La sanità mentale era diventata il mio inferno, mentre la pazzia era diventata il rifugio che conservavo nei sogni.
Un messaggio sul display del cellulare, che quasi avevo frantumato il giorno prima, mi ricordava che dalle mie azioni sarebbe dipeso tutto.
I sette piani di scale sembrarono esser diventati ventisei, la luce fioca della stanza all'ultimo piano sembrava illuminare quel rottame di posto in cui mi trovavo. Sembrava volermi dare un barlume di speranza, di volontà, ma il mio respiro sembrava quasi cessare all'eventualità che niente sarebbe andato come speravo.

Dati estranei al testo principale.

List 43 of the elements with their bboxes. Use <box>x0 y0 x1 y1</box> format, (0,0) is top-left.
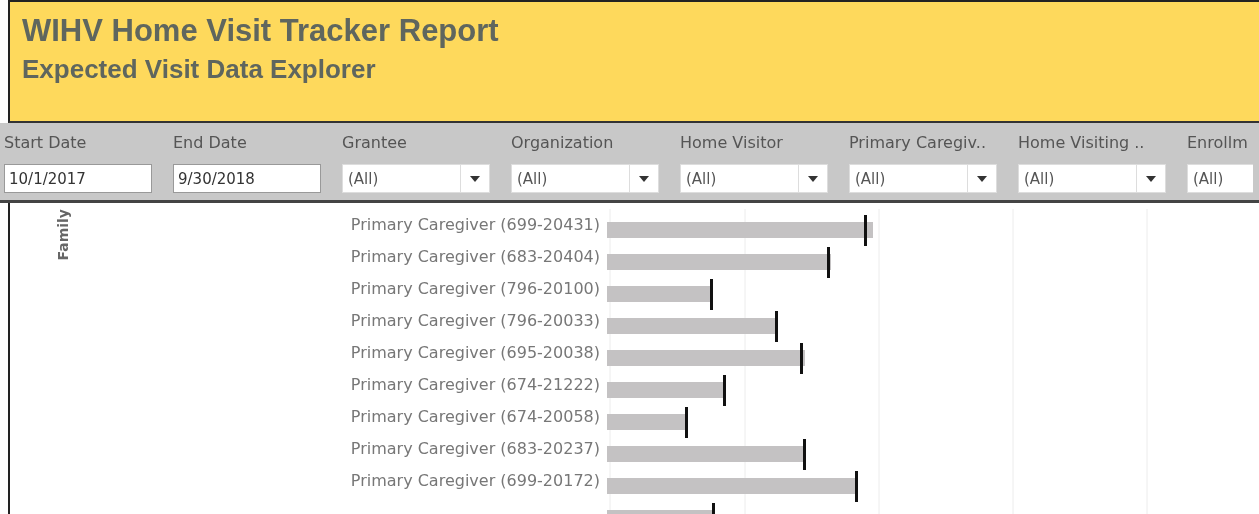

Non vi era nessuna porta dinanzi all'uscio freddo, nessuno respiro aldilà dell'arco, non un solo rumore; era tutto troppo silenzioso. Sollevai il viso, non vi era anima viva.
Era una trappola.
Mi guardai attorno, le mani afferrarono le ciocche, già scompigliate, dei capelli, come per cercare invano una soluzione. Cosa accidenti voleva ottenere Dimitri?
 
 

Dimitri
 

Non mi bastava ammazzarlo, io volevo distruggerlo pezzo dopo pezzo. E per farlo dovevo togliergli ogni cosa, e fu per questo che diedi a Misha l’indirizzo sbagliato, mentre con tutta tranquillità io e Irina lo osservavamo dal palazzo di fronte. La sua immagine nei monitor appariva ben definita, così come la sua faccia disperata mentre si guardava attorno non trovando nulla. Fissai la ragazza legata a una sedia, andandole dietro per poi chinarmi, aveva un odore dolce e intenso.
«Ha scelto Shùra, era prevedibile in fondo no?» I suoi occhi pieni di lacrime non mi commossero.
«Cos’è che vuoi adesso? Un applauso?»
«Voglio vendetta, tu no?» mi fissò stranita mentre estraevo un piccolo telecomando avente un singolo bottone rosso al centro, indicando il monitor. «Quel palazzo è pieno di dinamite, premilo e salterà in aria assieme a Misha. Non premerlo e resterai nelle mie mani, per cosa poi? Per qualcuno che ti ha scartato come la peggiore delle inutilità?» Ammetto che inventarmi la presenza di un finto Shùra nel palazzo era stata un’idea al di sopra dei miei standard, me ne compiacevo davvero. La vidi fissare il telecomando, glielo porsi con un mezzo sorriso.
«Premilo Irina.» La mia voce risuonò nella stanza vuota e abbandonata, le sue dita afferrarono l’oggetto carezzando il bottone rosso. Che scelta avrebbe preso?